J28

6 avril 2023

La nuit le vent était moins violent que la journée de repos de la veille.
Au lever du jour nous sommes enveloppés par une brume, presque brouillard, légèrement humide et fraîche. Nous mettons les vestes chaudes pour la première fois depuis presque un mois de marche. La pluie tombée sur le versant nord de l’Atlas nous envoie la fraîcheur de ses embruns.
Les crêtes de montagnes successives se découpent en arrière-plan dans un dégradé de gris – crème de grande beauté et me fait penser aux dessins de Samivel ayant nourrit mes rêves d’adolescent.
Nous sentons le terrain légèrement en descente, la caravane avance vite ce matin sur un ensemble de sentiers et petites pistes. Hier Brahim à profiter de cette journée de halte pour repérer une partie du parcours évitant quelques vallons très escarpés sans chemin.
Nous coupons l’assif Taboughri où quelques campements de nomades venus d’Imelghane, haute vallée de l’Atlas viennent juste de s’installer. L’hiver étant un peu rude dans cette haute vallée à 2600 mètre d’altitude au pied du M’goun, les bergers transhument avec leurs troupeaux de brebis et chèvres dans la grande plaine du Dadès à la recherche des lieux les plus arrosés par la pluie où l’herbe à suffisamment poussé.
Cet automne – hiver le bassin de Ouarzazate à accueilli la pluie 8 où 9 fois, dont 7 fois par des pluies conséquentes venus du Sud – sud-Ouest. Ce phénomène est rare à Ouarzazate, les pluies habituelles viennent du nord et nous recevons l’extrémité des masses nuageuses de l’Europe ayant réussi à franchir la barrière naturelle du haut Atlas à 4000 mètres.
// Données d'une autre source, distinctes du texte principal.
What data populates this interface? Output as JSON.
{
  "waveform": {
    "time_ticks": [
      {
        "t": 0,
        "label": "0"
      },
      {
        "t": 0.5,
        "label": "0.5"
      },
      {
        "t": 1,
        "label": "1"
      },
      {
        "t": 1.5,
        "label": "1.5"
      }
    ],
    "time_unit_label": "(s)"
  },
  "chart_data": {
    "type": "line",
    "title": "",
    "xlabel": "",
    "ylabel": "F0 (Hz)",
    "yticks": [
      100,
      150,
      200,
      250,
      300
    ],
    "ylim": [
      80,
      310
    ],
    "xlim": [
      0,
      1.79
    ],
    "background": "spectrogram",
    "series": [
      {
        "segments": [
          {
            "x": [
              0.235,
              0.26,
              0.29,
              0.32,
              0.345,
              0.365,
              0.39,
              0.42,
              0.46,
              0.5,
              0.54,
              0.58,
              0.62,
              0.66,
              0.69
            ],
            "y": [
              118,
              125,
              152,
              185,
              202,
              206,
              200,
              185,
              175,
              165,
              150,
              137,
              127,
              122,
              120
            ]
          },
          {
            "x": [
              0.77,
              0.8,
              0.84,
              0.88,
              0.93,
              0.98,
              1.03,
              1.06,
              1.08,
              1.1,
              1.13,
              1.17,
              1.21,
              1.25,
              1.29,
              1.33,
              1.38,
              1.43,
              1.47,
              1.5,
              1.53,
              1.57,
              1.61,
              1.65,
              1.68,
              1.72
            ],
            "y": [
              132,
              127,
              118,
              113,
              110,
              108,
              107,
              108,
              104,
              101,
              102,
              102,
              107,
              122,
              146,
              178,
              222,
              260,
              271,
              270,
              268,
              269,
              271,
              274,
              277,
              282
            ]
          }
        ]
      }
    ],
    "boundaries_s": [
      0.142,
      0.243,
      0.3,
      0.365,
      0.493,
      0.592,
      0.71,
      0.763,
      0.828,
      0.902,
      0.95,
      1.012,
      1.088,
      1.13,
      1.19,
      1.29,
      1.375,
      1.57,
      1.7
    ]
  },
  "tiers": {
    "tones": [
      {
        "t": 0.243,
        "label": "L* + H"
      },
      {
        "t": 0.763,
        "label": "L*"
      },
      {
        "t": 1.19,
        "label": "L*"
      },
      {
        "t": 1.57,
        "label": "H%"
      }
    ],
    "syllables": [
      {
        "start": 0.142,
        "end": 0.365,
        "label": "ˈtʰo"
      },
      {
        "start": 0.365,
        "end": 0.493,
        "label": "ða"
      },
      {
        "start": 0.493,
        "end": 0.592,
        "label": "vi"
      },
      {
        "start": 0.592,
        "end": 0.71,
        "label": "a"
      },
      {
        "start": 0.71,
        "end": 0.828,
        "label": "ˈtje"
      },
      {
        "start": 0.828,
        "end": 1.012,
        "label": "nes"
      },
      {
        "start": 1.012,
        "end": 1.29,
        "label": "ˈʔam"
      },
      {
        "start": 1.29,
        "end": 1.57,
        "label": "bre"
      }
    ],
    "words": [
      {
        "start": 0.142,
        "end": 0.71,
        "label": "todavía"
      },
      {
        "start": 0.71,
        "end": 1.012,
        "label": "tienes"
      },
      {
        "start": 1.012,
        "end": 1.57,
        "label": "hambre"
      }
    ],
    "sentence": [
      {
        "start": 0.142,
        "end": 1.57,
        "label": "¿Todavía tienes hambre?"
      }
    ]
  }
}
Marrakech cette année a été arrosé seulement 2 où 3 fois, inversion curieuse, est-ce dû aux changements climatiques dont on parle tant ?
Plusieurs « tumulus » tout au long de notre Cheminement aujourd’hui montrent que nous sommes bien sur un axe très ancien de passages de caravanes.
Houda est heureuse de retrouver des plaines de cailloux pour « frotter » ses calques avec de l’encre où apparaît la structure de la roche et s’impriment des tableaux uniques.
A l’approche de Ouarzazate, nous découvrons quelques fermes et il est très encourageant de visualiser que dans un milieu si hostile des hommes osent investir dans l’agriculture. L’état a lancé un projet de développement agricole de terres autrefois non cultivées. Bravo !
Nous coupons l’oued Fint encore en eau dans sa partie basse où il rejoint le lac du barrage Mansour Eddahbi. La traversée de l’oued est délicate pour les dromadaires du désert ! La masse de l’eau est un élément difficile pour les chameaux dont la « sole », arrondie (dessous du pied du dromadaire) rend particulièrement glissant leur marche dans la boue, surtout chargés de bagages.
La récompense pour les chameaux est grande, par la végétation luxuriante des rives de l’oued.
Un berger semi-nomade de Tessaout n’Afeula m’accoste. Nous nous sommes déjà croisés au cœur de l’Atlas en l’hiver il y a une année et demie dans la haute Tessaout. Lui marchait sous la neige tombante avec un gros sac de retour du souk de Toundout et moi avec mon ami Rachid à ski de 3 jours de randonnée sous la neige.
Nous installons le bivouac sur une terrasse qui domine l’oued Fint dans une partie de la gorge abritée du vent, en lisière du lac Mansour Eddahbi.
6 heures de marche, 21 km sentiers et pistes sur les plateaux vallonnés, altitude 1110 mètres.